In a 7–2 decision, the Supreme Court sided with HHS. The majority reasoned that SSI benefits consist of monthly cash payments provided to low-income individuals who meet certain financial and categorical eligibility criteria and did not include non-cash benefits such as ongoing Medicaid eligibility or access to vocational services. The Court reasoned that the SSI program is structured to assess eligibility for those cash payments on a month-by-month basis, based on an individual’s income and resources during each specific month. Accordingly, the Court determined a person may be eligible for a payment in one month and ineligible in the next, even if they remain otherwise enrolled in the SSI program.

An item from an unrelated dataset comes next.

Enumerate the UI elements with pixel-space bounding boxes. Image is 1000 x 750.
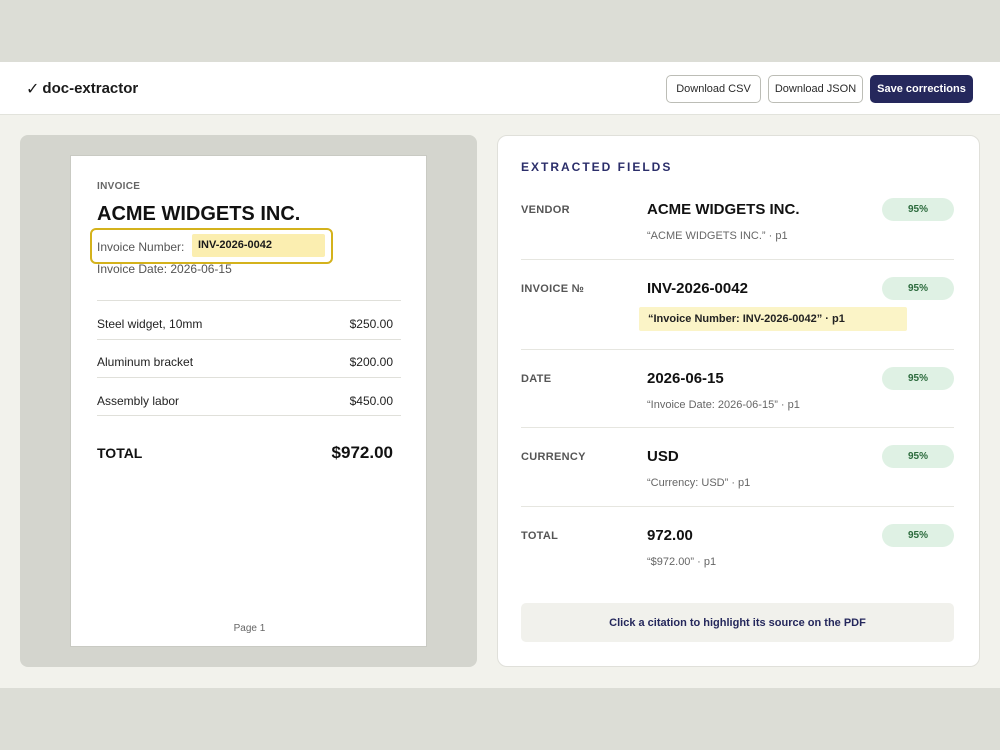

Building out from this understanding, the Court concluded that a Medicare patient is “entitled to SSI benefits” within the meaning of the Medicare fraction only if they receive an SSI cash payment during the month of their hospitalization. In reaching this conclusion, the majority rejected the argument that general enrollment in the SSI program suffices to establish entitlement. Rather, the Court reasoned that the phrase “entitled to benefits” in this context tracks the monthly cash-payment eligibility that defines the structure of the SSI program, thereby requiring that the Medicare beneficiary actually receive their SSI cash payment during the month of their hospitalization. Because Congress specifically tied the Medicare fraction numerator to this entitlement, the Court held that hospitals may count only those Medicare patients whose monthly income and resource levels made them eligible for an SSI cash benefit during the month of hospitalization.

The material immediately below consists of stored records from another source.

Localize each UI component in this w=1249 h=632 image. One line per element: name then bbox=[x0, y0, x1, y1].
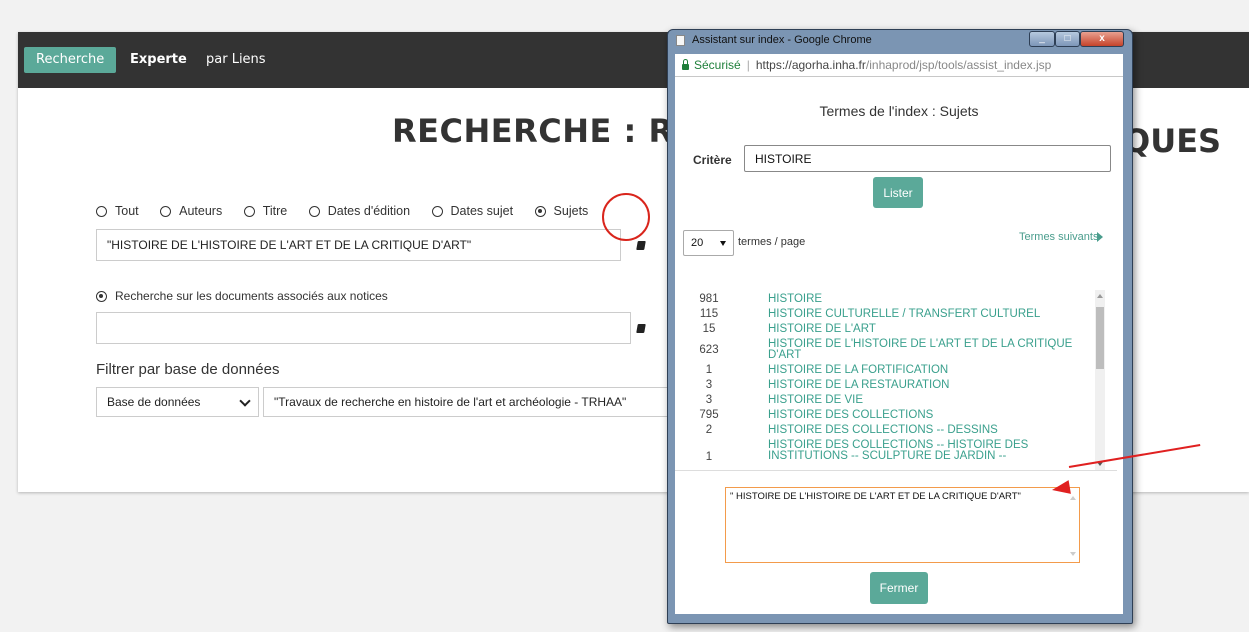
radio-label: Tout bbox=[115, 204, 139, 218]
radio-label: Titre bbox=[262, 204, 288, 218]
tab-par-liens[interactable]: par Liens bbox=[206, 47, 266, 73]
term-count: 15 bbox=[702, 323, 716, 335]
term-label[interactable]: HISTOIRE DE L'HISTOIRE DE L'ART ET DE LA… bbox=[768, 338, 1088, 361]
page-title-fragment: QUES bbox=[1123, 122, 1222, 160]
close-button[interactable]: Fermer bbox=[870, 572, 928, 604]
term-label[interactable]: HISTOIRE DE VIE bbox=[768, 394, 1088, 406]
radio-circle-selected bbox=[534, 205, 546, 217]
list-button[interactable]: Lister bbox=[873, 177, 923, 208]
selection-text: " HISTOIRE DE L'HISTOIRE DE L'ART ET DE … bbox=[730, 491, 1021, 502]
term-count: 1 bbox=[705, 364, 713, 376]
tab-recherche[interactable]: Recherche bbox=[24, 47, 117, 73]
index-book-icon[interactable] bbox=[636, 241, 646, 250]
textarea-scroll-up-icon[interactable] bbox=[1070, 496, 1076, 500]
radio-circle bbox=[243, 205, 255, 217]
selection-textarea[interactable]: " HISTOIRE DE L'HISTOIRE DE L'ART ET DE … bbox=[725, 487, 1080, 563]
criteria-label: Critère bbox=[693, 153, 732, 167]
annotation-circle bbox=[602, 193, 650, 241]
popup-title: Termes de l'index : Sujets bbox=[819, 103, 979, 119]
url-host: https://agorha.inha.fr bbox=[755, 58, 866, 72]
tab-experte[interactable]: Experte bbox=[130, 47, 187, 73]
term-count: 981 bbox=[699, 293, 719, 305]
term-count: 3 bbox=[705, 379, 713, 391]
minimize-button[interactable]: _ bbox=[1029, 31, 1055, 47]
maximize-button[interactable]: □ bbox=[1055, 31, 1080, 47]
term-count: 795 bbox=[699, 409, 719, 421]
term-label[interactable]: HISTOIRE DE LA FORTIFICATION bbox=[768, 364, 1088, 376]
subject-search-input[interactable]: "HISTOIRE DE L'HISTOIRE DE L'ART ET DE L… bbox=[96, 229, 621, 261]
address-separator: | bbox=[746, 58, 750, 72]
address-bar[interactable]: Sécurisé | https://agorha.inha.fr /inhap… bbox=[675, 54, 1123, 77]
radio-label: Sujets bbox=[553, 204, 589, 218]
search-scope-radios: Tout Auteurs Titre Dates d'édition Dates… bbox=[96, 204, 606, 222]
database-input[interactable]: "Travaux de recherche en histoire de l'a… bbox=[263, 387, 683, 417]
popup-window: Assistant sur index - Google Chrome _ □ … bbox=[667, 29, 1133, 624]
term-count: 2 bbox=[705, 424, 713, 436]
scroll-thumb[interactable] bbox=[1096, 307, 1104, 369]
term-count: 3 bbox=[705, 394, 713, 406]
per-page-label: termes / page bbox=[738, 236, 806, 248]
caret-down-icon bbox=[720, 241, 726, 246]
popup-content: Termes de l'index : Sujets Critère HISTO… bbox=[675, 77, 1123, 614]
radio-titre[interactable]: Titre bbox=[243, 204, 288, 218]
documents-radio-label: Recherche sur les documents associés aux… bbox=[115, 289, 388, 303]
secure-label: Sécurisé bbox=[694, 58, 741, 72]
radio-dates-edition[interactable]: Dates d'édition bbox=[308, 204, 411, 218]
term-label[interactable]: HISTOIRE DE LA RESTAURATION bbox=[768, 379, 1088, 391]
lock-icon bbox=[682, 59, 689, 70]
radio-sujets[interactable]: Sujets bbox=[534, 204, 589, 218]
term-label[interactable]: HISTOIRE DE L'ART bbox=[768, 323, 1088, 335]
database-type-select[interactable]: Base de données bbox=[96, 387, 259, 417]
radio-auteurs[interactable]: Auteurs bbox=[160, 204, 222, 218]
url-path: /inhaprod/jsp/tools/assist_index.jsp bbox=[865, 58, 1052, 72]
term-label[interactable]: HISTOIRE DES COLLECTIONS bbox=[768, 409, 1088, 421]
terms-list: 981 HISTOIRE 115 HISTOIRE CULTURELLE / TRA… bbox=[675, 290, 1117, 470]
term-label[interactable]: HISTOIRE bbox=[768, 293, 1088, 305]
radio-circle bbox=[308, 205, 320, 217]
radio-label: Dates d'édition bbox=[327, 204, 411, 218]
criteria-input[interactable]: HISTOIRE bbox=[744, 145, 1111, 172]
radio-label: Auteurs bbox=[179, 204, 223, 218]
triangle-right-icon[interactable] bbox=[1097, 232, 1103, 242]
radio-label: Dates sujet bbox=[450, 204, 514, 218]
textarea-scroll-down-icon[interactable] bbox=[1070, 552, 1076, 556]
radio-circle bbox=[96, 205, 107, 217]
scroll-up-icon[interactable] bbox=[1097, 294, 1103, 298]
radio-circle bbox=[431, 205, 443, 217]
per-page-select[interactable]: 20 bbox=[683, 230, 734, 256]
divider bbox=[675, 470, 1117, 471]
radio-circle-selected bbox=[96, 290, 107, 302]
documents-radio[interactable]: Recherche sur les documents associés aux… bbox=[96, 289, 388, 303]
term-count: 115 bbox=[699, 308, 719, 320]
per-page-value: 20 bbox=[691, 237, 704, 249]
select-value: Base de données bbox=[107, 395, 201, 409]
window-title: Assistant sur index - Google Chrome bbox=[692, 34, 872, 46]
documents-search-input[interactable] bbox=[96, 312, 631, 344]
page-document-icon bbox=[676, 35, 685, 46]
radio-dates-sujet[interactable]: Dates sujet bbox=[431, 204, 514, 218]
terms-scrollbar[interactable] bbox=[1095, 290, 1105, 470]
next-terms-link[interactable]: Termes suivants bbox=[1019, 231, 1098, 243]
filter-title: Filtrer par base de données bbox=[96, 361, 280, 378]
annotation-arrow-head bbox=[1050, 480, 1071, 497]
radio-circle bbox=[160, 205, 172, 217]
page-title: RECHERCHE : RÉ bbox=[392, 112, 696, 150]
chevron-down-icon bbox=[239, 395, 251, 407]
term-label[interactable]: HISTOIRE CULTURELLE / TRANSFERT CULTUREL bbox=[768, 308, 1088, 320]
term-label[interactable]: HISTOIRE DES COLLECTIONS -- DESSINS bbox=[768, 424, 1088, 436]
term-count: 623 bbox=[699, 344, 719, 356]
documents-book-icon[interactable] bbox=[636, 324, 646, 333]
term-label[interactable]: HISTOIRE DES COLLECTIONS -- HISTOIRE DES… bbox=[768, 439, 1088, 462]
term-count: 1 bbox=[705, 451, 713, 463]
radio-tout[interactable]: Tout bbox=[96, 204, 139, 218]
close-window-button[interactable]: x bbox=[1080, 31, 1124, 47]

The Court rejected the hospitals’ broader reading and dismissed the dissent’s arguments, which characterized the SSI benefit as a long-term, insurance-style entitlement. The majority also rebuffed the notion that non-cash services (such as Medicaid continuation) could be counted as SSI benefits under the Medicare statute. Finally, the Court held that the 12-month reapplication provision cited by the hospitals did not mean patients remained “entitled” to benefits during months of ineligibility—it merely required reenrollment after a year without payments.
What’s Next? Reimbursement Impacts for Safety-Net Hospitals
The Court’s decision reinforces a narrow, text-based approach to statutory interpretation in the Medicare context, and limits hospitals’ ability to count patients enrolled in—but not actively receiving—SSI as low-income for DSH reimbursement purposes. While the ruling clarifies how the Medicare fraction must be calculated, it also lowers reimbursement for safety-net hospitals serving economically vulnerable populations. Meanwhile, recent litigation in other courts has already begun to reshape related aspects of the DSH formula, signaling that judicial scrutiny of HHS’s interpretation of reimbursement provisions is far from settled. Providers should thus assess how this decision may affect their DSH payments and monitor whether Congress or CMS pursue additional legislative or regulatory changes in response.